Kitchari means “food of the gods” in Sanskrit. This hearty, one-pot dish is widely eaten in India, especially by sadhus, who leave it to cook while they are meditating. It’s also served in India’s hospitals to children and the elderly since it’s an easy-to-digest nourishment. Therefore this recipe is great for anyone who is recovering from an illness, fatigue, or having digestive problems. It’s excellent for general detox at the change of season (spring and fall). Prized as a nourishing and cleansing complete meal in Ayurveda, it has been a staple in my diet when I’m sick, cleansing, or needing to give my system some serious comfort. Bonus – the house smells incredible after cooking it!

Healing Kitchari Recipe


1 cup split yellow mung dahl beans
1/2 cup long grain white basmati rice
1 Tbsp ghee (I like this brand)
1 Tbsp fresh minced ginger root
1 tsp each: black mustard seeds, cumin seeds, turmeric powder
1/2 tsp each: coriander powder, fennel seeds, sea salt
3 cloves
3 bay leaves
1 inch kombu (seaweed) – optional
6 cups filtered water
1 – 2 cups chopped vegetables – optional (I love carrots, organic zucchini, and/or spinach)

Wash rice and split mung beans well.
In a saucepan warm the ghee on medium low heat. Add all spices (except turmeric, bay leaves and kombu) and saute for one-two minutes until the aroma of spices are released.
Add rice and split beans and saute for another 2-4 minutes, mixing well to coat with the spices.
Stir in turmeric, bay leaves and kombu then add 6 cups of water, stir, and bring to a boil.
Reduce heat to a simmer and cover. Cook until rice and beans are tender (approximately 30-45 minutes).
(If you’re adding veggies, stir in the longer-cooking ones like carrots or zucchini sooner than later, and add the leafy greens towards the end.)
Your finished kitchari should be the consistency of a vegetable stew as opposed to a broth. If you need to add more water you always can (this is where I’ll actually add some broth). Taste test to see if it needs a bit more sea salt.
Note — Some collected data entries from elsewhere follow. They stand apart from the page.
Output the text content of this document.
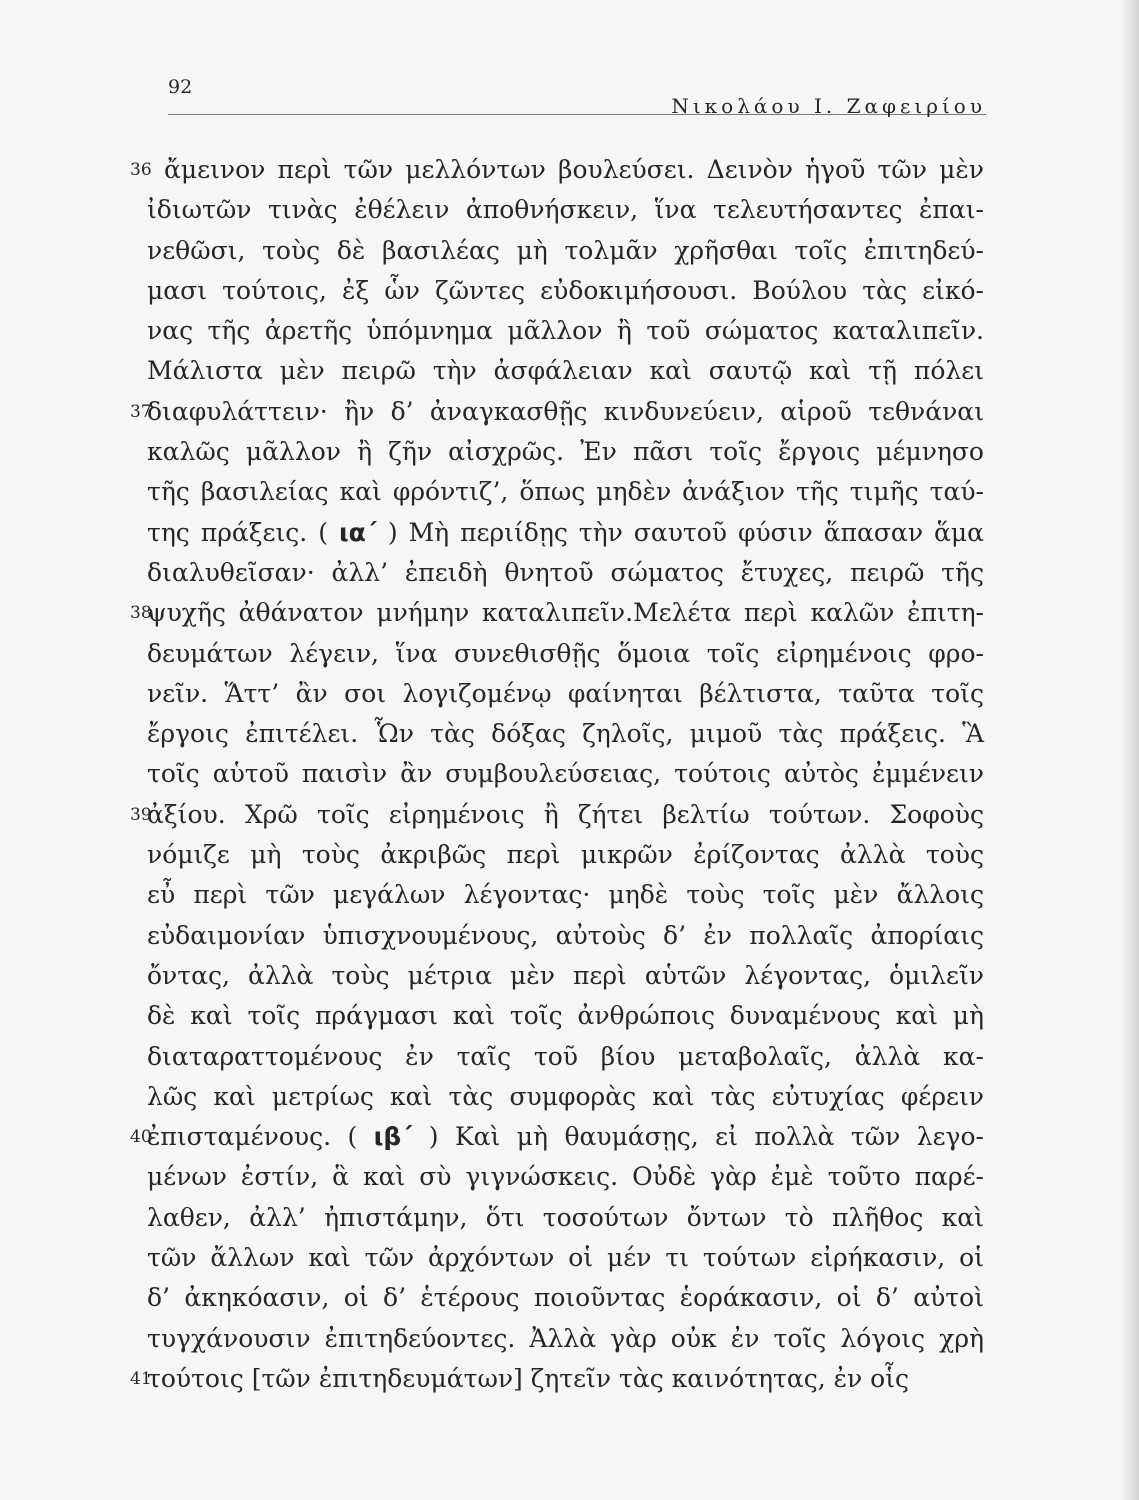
92
Νικολάου Ι. Ζαφειρίου
36 ἄμεινον περὶ τῶν μελλόντων βουλεύσει. Δεινὸν ἡγοῦ τῶν μὲν
ἰδιωτῶν τινὰς ἐθέλειν ἀποθνήσκειν, ἵνα τελευτήσαντες ἐπαι-
νεθῶσι, τοὺς δὲ βασιλέας μὴ τολμᾶν χρῆσθαι τοῖς ἐπιτηδεύ-
μασι τούτοις, ἐξ ὧν ζῶντες εὐδοκιμήσουσι. Βούλου τὰς εἰκό-
νας τῆς ἀρετῆς ὑπόμνημα μᾶλλον ἢ τοῦ σώματος καταλιπεῖν.
Μάλιστα μὲν πειρῶ τὴν ἀσφάλειαν καὶ σαυτῷ καὶ τῇ πόλει
37
διαφυλάττειν· ἢν δ’ ἀναγκασθῇς κινδυνεύειν, αἱροῦ τεθνάναι
καλῶς μᾶλλον ἢ ζῆν αἰσχρῶς. Ἐν πᾶσι τοῖς ἔργοις μέμνησο
τῆς βασιλείας καὶ φρόντιζ’, ὅπως μηδὲν ἀνάξιον τῆς τιμῆς ταύ-
της πράξεις. ( ια΄ ) Μὴ περιίδῃς τὴν σαυτοῦ φύσιν ἅπασαν ἅμα
διαλυθεῖσαν· ἀλλ’ ἐπειδὴ θνητοῦ σώματος ἔτυχες, πειρῶ τῆς
38
ψυχῆς ἀθάνατον μνήμην καταλιπεῖν.Μελέτα περὶ καλῶν ἐπιτη-
δευμάτων λέγειν, ἵνα συνεθισθῇς ὅμοια τοῖς εἰρημένοις φρο-
νεῖν. Ἅττ’ ἂν σοι λογιζομένῳ φαίνηται βέλτιστα, ταῦτα τοῖς
ἔργοις ἐπιτέλει. Ὧν τὰς δόξας ζηλοῖς, μιμοῦ τὰς πράξεις. Ἃ
τοῖς αὑτοῦ παισὶν ἂν συμβουλεύσειας, τούτοις αὐτὸς ἐμμένειν
39
ἀξίου. Χρῶ τοῖς εἰρημένοις ἢ ζήτει βελτίω τούτων. Σοφοὺς
νόμιζε μὴ τοὺς ἀκριβῶς περὶ μικρῶν ἐρίζοντας ἀλλὰ τοὺς
εὖ περὶ τῶν μεγάλων λέγοντας· μηδὲ τοὺς τοῖς μὲν ἄλλοις
εὐδαιμονίαν ὑπισχνουμένους, αὐτοὺς δ’ ἐν πολλαῖς ἀπορίαις
ὄντας, ἀλλὰ τοὺς μέτρια μὲν περὶ αὑτῶν λέγοντας, ὁμιλεῖν
δὲ καὶ τοῖς πράγμασι καὶ τοῖς ἀνθρώποις δυναμένους καὶ μὴ
διαταραττομένους ἐν ταῖς τοῦ βίου μεταβολαῖς, ἀλλὰ κα-
λῶς καὶ μετρίως καὶ τὰς συμφορὰς καὶ τὰς εὐτυχίας φέρειν
40
ἐπισταμένους. ( ιβ΄ ) Καὶ μὴ θαυμάσῃς, εἰ πολλὰ τῶν λεγο-
μένων ἐστίν, ἃ καὶ σὺ γιγνώσκεις. Οὐδὲ γὰρ ἐμὲ τοῦτο παρέ-
λαθεν, ἀλλ’ ἠπιστάμην, ὅτι τοσούτων ὄντων τὸ πλῆθος καὶ
τῶν ἄλλων καὶ τῶν ἀρχόντων οἱ μέν τι τούτων εἰρήκασιν, οἱ
δ’ ἀκηκόασιν, οἱ δ’ ἑτέρους ποιοῦντας ἑοράκασιν, οἱ δ’ αὐτοὶ
τυγχάνουσιν ἐπιτηδεύοντες. Ἀλλὰ γὰρ οὐκ ἐν τοῖς λόγοις χρὴ
41
τούτοις [τῶν ἐπιτηδευμάτων] ζητεῖν τὰς καινότητας, ἐν οἷς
Serve with fresh chopped cilantro on top, or blend together the cilantro chutney below and serve with a generous tablespoon of it. Either way, slow down and enjoy this incredibly comforting meal.

Cilantro Chutney Recipe:
1 bunch fresh cilantro
1/4 cup fresh lemon juice
1/4 cup filtered water
1/4 cup shredded coconut
2 tbsp fresh ginger root
1 tsp raw honey
1 tsp sea salt

Directions: Blend ingredients in a blender or small food processor until it’s like a paste. Use a dollop on top of your kitchari. This can be stored in the fridge for up to one week.
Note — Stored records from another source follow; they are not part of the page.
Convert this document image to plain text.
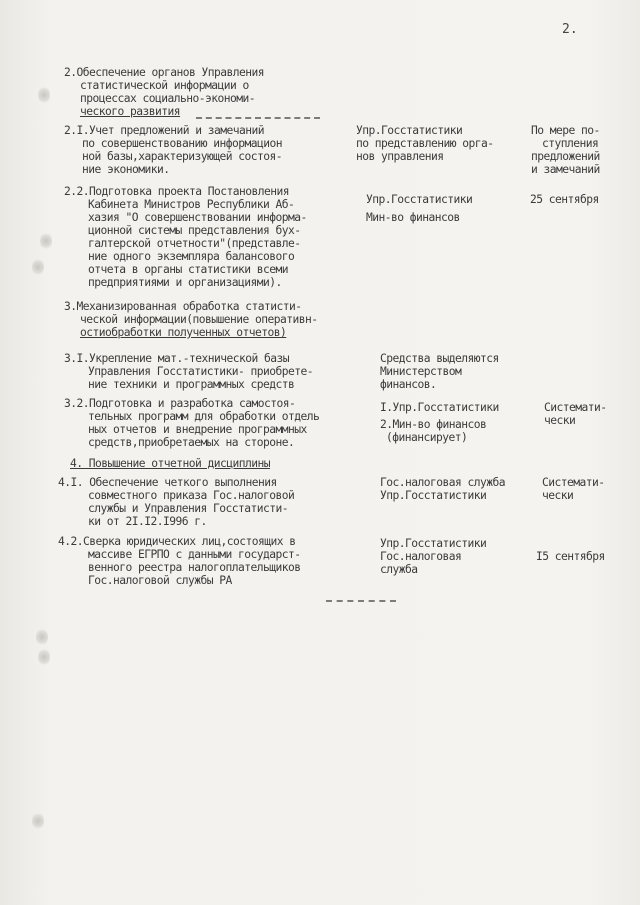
2.
2.Обеспечение органов Управления
статистической информации о
процессах социально-экономи-
ческого развития
2.I.Учет предложений и замечаний
по совершенствованию информацион
ной базы,характеризующей состоя-
ние экономики.
Упр.Госстатистики
по представлению орга-
нов управления
По мере по-
ступления
предложений
и замечаний
2.2.Подготовка проекта Постановления
Кабинета Министров Республики Аб-
хазия "О совершенствовании информа-
ционной системы представления бух-
галтерской отчетности"(представле-
ние одного экземпляра балансового
отчета в органы статистики всеми
предприятиями и организациями).
Упр.Госстатистики
Мин-во финансов
25 сентября
3.Механизированная обработка статисти-
ческой информации(повышение оперативн-
остиобработки полученных отчетов)
3.I.Укрепление мат.-технической базы
Управления Госстатистики- приобрете-
ние техники и программных средств
Средства выделяются
Министерством
финансов.
3.2.Подготовка и разработка самостоя-
тельных программ для обработки отдель
ных отчетов и внедрение программных
средств,приобретаемых на стороне.
I.Упр.Госстатистики
2.Мин-во финансов
(финансирует)
Системати-
чески
4. Повышение отчетной дисциплины
4.I. Обеспечение четкого выполнения
совместного приказа Гос.налоговой
службы и Управления Госстатисти-
ки от 2I.I2.I996 г.
Гос.налоговая служба
Упр.Госстатистики
Системати-
чески
4.2.Сверка юридических лиц,состоящих в
массиве ЕГРПО с данными государст-
венного реестра налогоплательщиков
Гос.налоговой службы РА
Упр.Госстатистики
Гос.налоговая
служба
I5 сентября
Why long grain white rice?
If you’re using kitchari to cleanse, long grain white rice is used because the husk has been milled off to make the rice easier to digest. Also, long grain white rice has a lower glycemic index than short grain rice.

Benefits of Kitchari:

Kitchari gives strength and vitality, while playing a key role in nutritional healing. It’s a potent blood purifier. In Traditional Chinese Medicine, mung beans are used to strip environmental toxins out of the tissues which is especially helpful for the reproductive organs, liver and thyroid gland health.
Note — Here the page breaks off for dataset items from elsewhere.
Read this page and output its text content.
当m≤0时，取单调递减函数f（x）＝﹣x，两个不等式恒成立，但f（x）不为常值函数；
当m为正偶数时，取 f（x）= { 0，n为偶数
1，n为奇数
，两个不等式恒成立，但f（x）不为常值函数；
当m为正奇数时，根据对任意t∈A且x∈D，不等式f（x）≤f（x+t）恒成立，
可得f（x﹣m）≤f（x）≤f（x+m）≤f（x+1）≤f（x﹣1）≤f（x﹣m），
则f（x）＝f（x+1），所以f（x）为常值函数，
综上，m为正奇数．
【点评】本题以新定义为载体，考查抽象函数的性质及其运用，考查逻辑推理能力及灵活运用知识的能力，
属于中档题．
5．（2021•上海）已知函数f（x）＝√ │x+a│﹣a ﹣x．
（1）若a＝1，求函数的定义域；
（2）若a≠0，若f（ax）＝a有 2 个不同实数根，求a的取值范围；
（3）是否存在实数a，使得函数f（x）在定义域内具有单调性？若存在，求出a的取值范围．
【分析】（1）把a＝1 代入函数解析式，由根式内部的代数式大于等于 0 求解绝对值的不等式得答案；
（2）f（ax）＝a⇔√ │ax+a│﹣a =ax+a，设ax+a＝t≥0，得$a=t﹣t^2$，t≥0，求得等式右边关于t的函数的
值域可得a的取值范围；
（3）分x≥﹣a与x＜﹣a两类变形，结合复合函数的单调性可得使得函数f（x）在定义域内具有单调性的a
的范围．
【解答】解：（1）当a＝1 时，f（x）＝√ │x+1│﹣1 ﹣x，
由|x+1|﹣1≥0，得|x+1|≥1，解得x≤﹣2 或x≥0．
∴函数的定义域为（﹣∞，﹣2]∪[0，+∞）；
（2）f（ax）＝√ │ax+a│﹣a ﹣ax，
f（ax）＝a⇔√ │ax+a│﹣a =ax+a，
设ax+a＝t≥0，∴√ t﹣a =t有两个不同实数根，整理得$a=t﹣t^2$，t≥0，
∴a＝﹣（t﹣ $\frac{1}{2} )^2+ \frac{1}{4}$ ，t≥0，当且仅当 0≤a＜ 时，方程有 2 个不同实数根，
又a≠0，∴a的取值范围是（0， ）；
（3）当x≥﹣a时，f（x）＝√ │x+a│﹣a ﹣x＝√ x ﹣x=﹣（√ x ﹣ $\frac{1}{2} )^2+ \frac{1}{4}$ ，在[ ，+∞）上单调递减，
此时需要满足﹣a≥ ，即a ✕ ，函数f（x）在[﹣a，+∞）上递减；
Kitchari, being both rice and beans, is a complete protein. It provides ten essential amino acids. Animal proteins are “complete” in that they contain all ten essential amino acids, but plant foods need to be combined to make a “complete protein.” Rest assured that this wholesome meal is complete and totally satisfying, no matter what your diet may be.

In India, kitchari is often the first food for babies, not only because it is so easy to digest, it also heals and soothes the intestinal wall. It’s also fed to monks and yogis to help create a sense of stillness and deep inner calm to assist in spiritual inquiry and meditation practice.

Make kitchari when you are sick, when you are sad, when you are cleansing, for others when they are under the weather, when you can’t be bothered to cook, when you come back from a long trip, when you need to regain strength, or when you need some serious comfort food.